Mandatory bundled-payment Medicare programs should stay, study suggests

Hospitals that receive bundled payments for joint replacements either voluntarily or through Medicare’s mandatory programs, vary by size and volume, but not in spending or quality, signaling a need for both programs, according to a new study from researchers at the Perelman School of Medicine at the University of Pennsylvania. The authors say the results show that voluntary programs tend to engage larger non-profit hospitals, whereas some hospitals with lower volumes and fewer resources might only participate under a mandatory program. The results are published this week in the June issue of the journal Health Affairs.

Some policymakers, arguing that mandatory bundled-payment programs disadvantage some hospitals, have called for these programs to be strictly voluntary. The study, however, found no evidence that hospitals in the mandatory program were obviously disadvantaged compared to their voluntary counterparts.

“Our results suggest that both voluntary and mandatory approaches can play an important role in engaging hospitals across the country, so policymakers should not restrict policy options to one approach over the other,” said study lead author Amol S. Navathe, MD, Ph.D., an assistant professor in the department of Medical Ethics and Health Policy at Penn Medicine.

Medicare’s bundled-payment model is a cost-containment strategy that has been rolled out on a trial basis for more than 2,000 U.S. hospitals in recent years. The most prominent bundled-payments programs have been those relating to knee and hip replacement surgeries, which account for a large portion of annual Medicare spending. Participating hospitals are incentivized to keep their spending per patient—for the joint-replacement surgery plus a few months of post-operative care—below a standard benchmark figure, while maintaining a high level of care quality.

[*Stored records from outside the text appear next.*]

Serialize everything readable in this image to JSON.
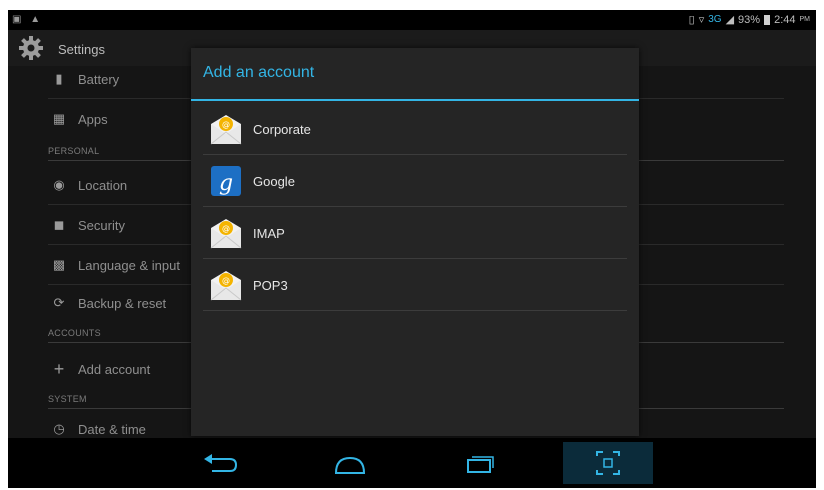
{
  "status_bar": {
    "left_icons": [
      "screen-icon",
      "notification-icon"
    ],
    "network": "3G",
    "battery_percent": "93%",
    "time": "2:44",
    "ampm": "PM"
  },
  "settings": {
    "title": "Settings",
    "items": [
      {
        "label": "Battery",
        "icon": "battery-icon"
      },
      {
        "label": "Apps",
        "icon": "apps-icon"
      },
      {
        "label": "Location",
        "icon": "location-icon"
      },
      {
        "label": "Security",
        "icon": "lock-icon"
      },
      {
        "label": "Language & input",
        "icon": "language-icon"
      },
      {
        "label": "Backup & reset",
        "icon": "backup-icon"
      },
      {
        "label": "Add account",
        "icon": "plus-icon"
      },
      {
        "label": "Date & time",
        "icon": "clock-icon"
      }
    ],
    "sections": {
      "personal": "PERSONAL",
      "accounts": "ACCOUNTS",
      "system": "SYSTEM"
    }
  },
  "dialog": {
    "title": "Add an account",
    "accounts": [
      {
        "label": "Corporate",
        "icon": "email-envelope-icon"
      },
      {
        "label": "Google",
        "icon": "google-icon"
      },
      {
        "label": "IMAP",
        "icon": "email-envelope-icon"
      },
      {
        "label": "POP3",
        "icon": "email-envelope-icon"
      }
    ]
  },
  "colors": {
    "accent": "#33b5e5",
    "dialog_bg": "#252525",
    "background": "#151515"
  },
  "nav_bar": [
    "back-icon",
    "home-icon",
    "recent-apps-icon",
    "screenshot-icon"
  ]
}
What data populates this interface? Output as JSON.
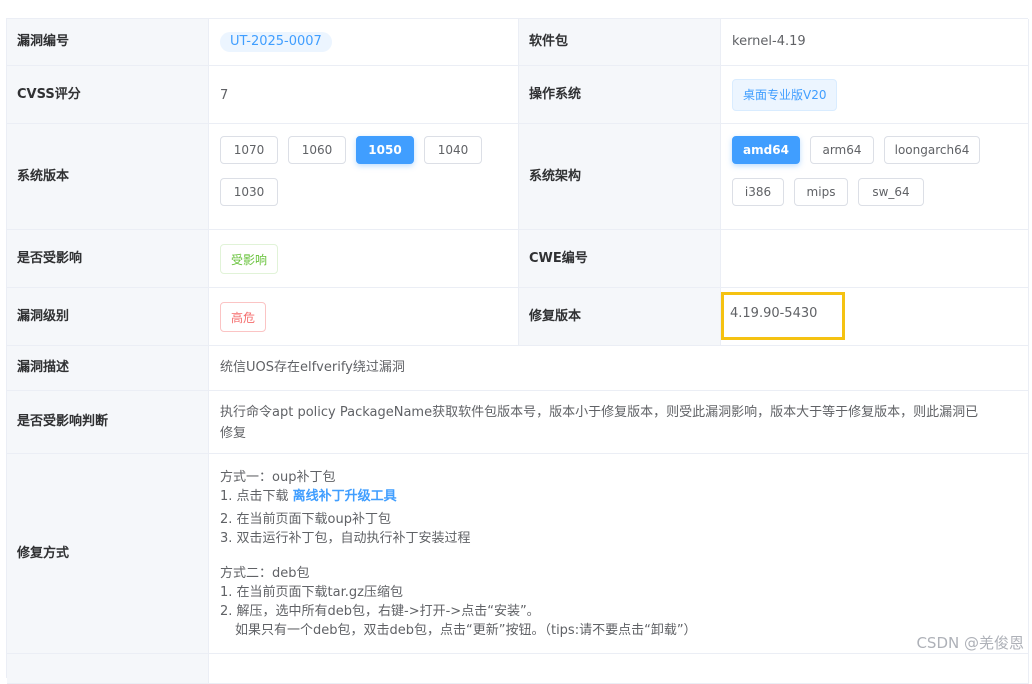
{
  "rows": {
    "vuln_id": {
      "label": "漏洞编号",
      "value": "UT-2025-0007"
    },
    "package": {
      "label": "软件包",
      "value": "kernel-4.19"
    },
    "cvss": {
      "label": "CVSS评分",
      "value": "7"
    },
    "os": {
      "label": "操作系统",
      "value": "桌面专业版V20"
    },
    "sys_version": {
      "label": "系统版本",
      "options": [
        "1070",
        "1060",
        "1050",
        "1040",
        "1030"
      ],
      "selected": "1050"
    },
    "arch": {
      "label": "系统架构",
      "options": [
        "amd64",
        "arm64",
        "loongarch64",
        "i386",
        "mips",
        "sw_64"
      ],
      "selected": "amd64"
    },
    "affected": {
      "label": "是否受影响",
      "value": "受影响"
    },
    "cwe": {
      "label": "CWE编号",
      "value": ""
    },
    "level": {
      "label": "漏洞级别",
      "value": "高危"
    },
    "fix_version": {
      "label": "修复版本",
      "value": "4.19.90-5430"
    },
    "description": {
      "label": "漏洞描述",
      "value": "统信UOS存在elfverify绕过漏洞"
    },
    "judgement": {
      "label": "是否受影响判断",
      "line1": "执行命令apt policy PackageName获取软件包版本号，版本小于修复版本，则受此漏洞影响，版本大于等于修复版本，则此漏洞已",
      "line2": "修复"
    },
    "fix_method": {
      "label": "修复方式",
      "m1_title": "方式一：oup补丁包",
      "m1_s1_prefix": "1. 点击下载 ",
      "m1_s1_link": "离线补丁升级工具",
      "m1_s2": "2. 在当前页面下载oup补丁包",
      "m1_s3": "3. 双击运行补丁包，自动执行补丁安装过程",
      "m2_title": "方式二：deb包",
      "m2_s1": "1. 在当前页面下载tar.gz压缩包",
      "m2_s2": "2. 解压，选中所有deb包，右键->打开->点击“安装”。",
      "m2_s3": "如果只有一个deb包，双击deb包，点击“更新”按钮。（tips:请不要点击“卸载”）"
    }
  },
  "watermark": "CSDN @羌俊恩"
}
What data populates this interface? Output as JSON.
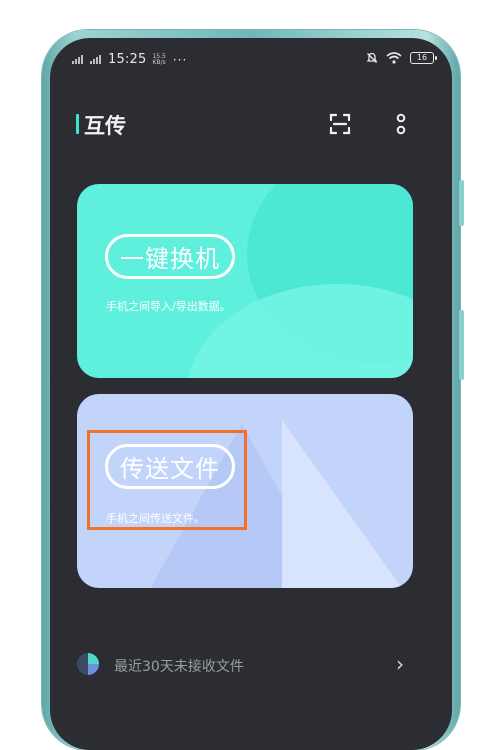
{
  "status_bar": {
    "time": "15:25",
    "speed_value": "15.5",
    "speed_unit": "KB/s",
    "more_dots": "···",
    "battery": "16"
  },
  "header": {
    "title": "互传"
  },
  "cards": [
    {
      "label": "一键换机",
      "description": "手机之间导入/导出数据。"
    },
    {
      "label": "传送文件",
      "description": "手机之间传送文件。"
    }
  ],
  "recent": {
    "label": "最近30天未接收文件",
    "arrow": "›"
  },
  "colors": {
    "accent": "#3ee2cf",
    "card_switch": "#5ef0dd",
    "card_transfer": "#c3d4fb",
    "highlight": "#f0702c"
  }
}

Initially the bundled-payment model for joint replacements was introduced as a voluntary option and enrolled more than 300 U.S. hospitals. Evidence of its success at lowering costs and maintaining quality led to a newer, mandatory program covering nearly 800 hospitals, as a prelude to a much wider use of bundled payment models. However, there have been concerns that some covered hospitals will not be able to achieve cost savings, and will stop performing these surgeries rather than lose money on them. The agency that administers Medicare, the Centers for Medicare & Medicaid Services (CMS), recently started cutting back its mandatory bundled payment programs and putting more emphasis on voluntary programs.

For the study, Navathe and colleagues used data from the American Hospital Association and CMS. They compared organizational characteristics and measures of costs and care quality for 302 hospitals in the voluntary bundled-payment joint-replacement program (“Bundled Payments for Care Improvement”) and 799 in the mandatory program (“Comprehensive Care for Joint Replacement”).

The researchers found no large differences in baseline spending, care quality, or financial risk exposure for voluntary vs. mandatory program hospitals. “The mandatory program does not seem to have disadvantaged its participants compared to voluntary participants on average, with respect to spending and care quality,” Navathe said.

However, there were significant organizational differences between the two hospital groups. Those in the voluntary program were of course self-selected; they were on average larger, and handled a greater volume of joint-replacement surgeries. To some extent that was expected; as Navathe and colleagues have shown in a prior study, the hospitals that save money under bundled-payments programs tend to be those that are larger, with a higher volume of procedures. What that means, though, is that hospitals in the voluntary program probably are not as representative of hospitals nationwide.

“In other words, we think mandatory bundled-payment programs can produce more generalizable evidence of cost-savings,” Navathe said.